Motivierte Mitarbeiter

In ihrem Rechenschaftsbericht für das abgelaufene Jahr verwies Dr. Ursula Deppisch-Roth auf ein Erfolgsrezept für ein gut funktionierendes Haus: »Motivierte Mitarbeiter sind auch gute Mitarbeiter, die sich gerne um die Patienten kümmern«, sagte sie. Aus diesem Grund habe der Förderverein 2019 auch Supervisionsseminare und Team-Tage für Klinikmitarbeiter ermöglicht.

Die 1903 von ihrem Urgroßvater, Medizinalrat Dr. Max Pius Roth, als Distriktkrankenhaus gebaute Klinik habe im Laufe ihres Bestehens immer wieder mit finanziellen Problemen gekämpft, warf die Medizinerin einen Blick zurück in die Geschichte. Auch nach der Krankenhausgeneralsanierung in den 1980er Jahren sei es problematisch geblieben, wäre damals doch »für viele Berchtesgadener der Weg nach Salzburg zur Gewohnheit geworden«.

Erfreulicherweise hätten sich aber »auf Initiative von Herrn Dr. Primbs« zur Gründungsversammlung des Fördervereins im Februar 2000 etliche an dessen Arbeit interessierte Bürger eingefunden. Neben der Unterstützung der Kreisklinik habe auch deren Akzeptanz in der Bevölkerung kontinuierlich bis zum heutigen »hervorragenden Ruf« erfolgreich umgesetzt werden können.
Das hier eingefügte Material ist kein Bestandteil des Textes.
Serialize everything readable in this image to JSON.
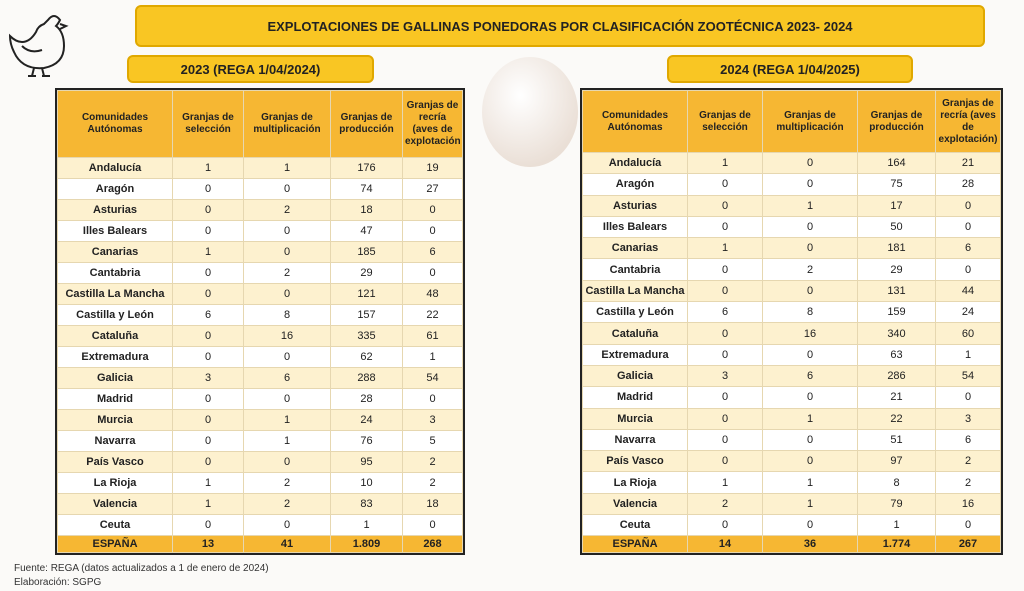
{
  "title": "EXPLOTACIONES DE GALLINAS PONEDORAS POR CLASIFICACIÓN ZOOTÉCNICA 2023- 2024",
  "tables": [
    {
      "heading": "2023 (REGA 1/04/2024)",
      "columns": [
        "Comunidades Autónomas",
        "Granjas de selección",
        "Granjas de multiplicación",
        "Granjas de producción",
        "Granjas de recría (aves de explotación"
      ],
      "rows": [
        [
          "Andalucía",
          1,
          1,
          176,
          19
        ],
        [
          "Aragón",
          0,
          0,
          74,
          27
        ],
        [
          "Asturias",
          0,
          2,
          18,
          0
        ],
        [
          "Illes Balears",
          0,
          0,
          47,
          0
        ],
        [
          "Canarias",
          1,
          0,
          185,
          6
        ],
        [
          "Cantabria",
          0,
          2,
          29,
          0
        ],
        [
          "Castilla La Mancha",
          0,
          0,
          121,
          48
        ],
        [
          "Castilla y León",
          6,
          8,
          157,
          22
        ],
        [
          "Cataluña",
          0,
          16,
          335,
          61
        ],
        [
          "Extremadura",
          0,
          0,
          62,
          1
        ],
        [
          "Galicia",
          3,
          6,
          288,
          54
        ],
        [
          "Madrid",
          0,
          0,
          28,
          0
        ],
        [
          "Murcia",
          0,
          1,
          24,
          3
        ],
        [
          "Navarra",
          0,
          1,
          76,
          5
        ],
        [
          "País Vasco",
          0,
          0,
          95,
          2
        ],
        [
          "La Rioja",
          1,
          2,
          10,
          2
        ],
        [
          "Valencia",
          1,
          2,
          83,
          18
        ],
        [
          "Ceuta",
          0,
          0,
          1,
          0
        ]
      ],
      "total": [
        "ESPAÑA",
        13,
        41,
        "1.809",
        268
      ]
    },
    {
      "heading": "2024 (REGA 1/04/2025)",
      "columns": [
        "Comunidades Autónomas",
        "Granjas de selección",
        "Granjas de multiplicación",
        "Granjas de producción",
        "Granjas de recría (aves de explotación)"
      ],
      "rows": [
        [
          "Andalucía",
          1,
          0,
          164,
          21
        ],
        [
          "Aragón",
          0,
          0,
          75,
          28
        ],
        [
          "Asturias",
          0,
          1,
          17,
          0
        ],
        [
          "Illes Balears",
          0,
          0,
          50,
          0
        ],
        [
          "Canarias",
          1,
          0,
          181,
          6
        ],
        [
          "Cantabria",
          0,
          2,
          29,
          0
        ],
        [
          "Castilla La Mancha",
          0,
          0,
          131,
          44
        ],
        [
          "Castilla y León",
          6,
          8,
          159,
          24
        ],
        [
          "Cataluña",
          0,
          16,
          340,
          60
        ],
        [
          "Extremadura",
          0,
          0,
          63,
          1
        ],
        [
          "Galicia",
          3,
          6,
          286,
          54
        ],
        [
          "Madrid",
          0,
          0,
          21,
          0
        ],
        [
          "Murcia",
          0,
          1,
          22,
          3
        ],
        [
          "Navarra",
          0,
          0,
          51,
          6
        ],
        [
          "País Vasco",
          0,
          0,
          97,
          2
        ],
        [
          "La Rioja",
          1,
          1,
          8,
          2
        ],
        [
          "Valencia",
          2,
          1,
          79,
          16
        ],
        [
          "Ceuta",
          0,
          0,
          1,
          0
        ]
      ],
      "total": [
        "ESPAÑA",
        14,
        36,
        "1.774",
        267
      ]
    }
  ],
  "footer": [
    "Fuente: REGA  (datos actualizados a 1 de enero de 2024)",
    "Elaboración: SGPG"
  ]
}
Spende für die Akut-Geriatrie

Zum Vereinsgeburtstag beschenkten die Freunde der Kreisklinik Berchtesgaden das Haus großzügig: Aus den Händen von Dr. Deppisch-Roth konnte Elisabeth Ulmer einen symbolischen Scheck über 20.000 Euro für die Neugestaltung des Aufenthaltsraumes in der Akut-Geriatrie entgegennehmen.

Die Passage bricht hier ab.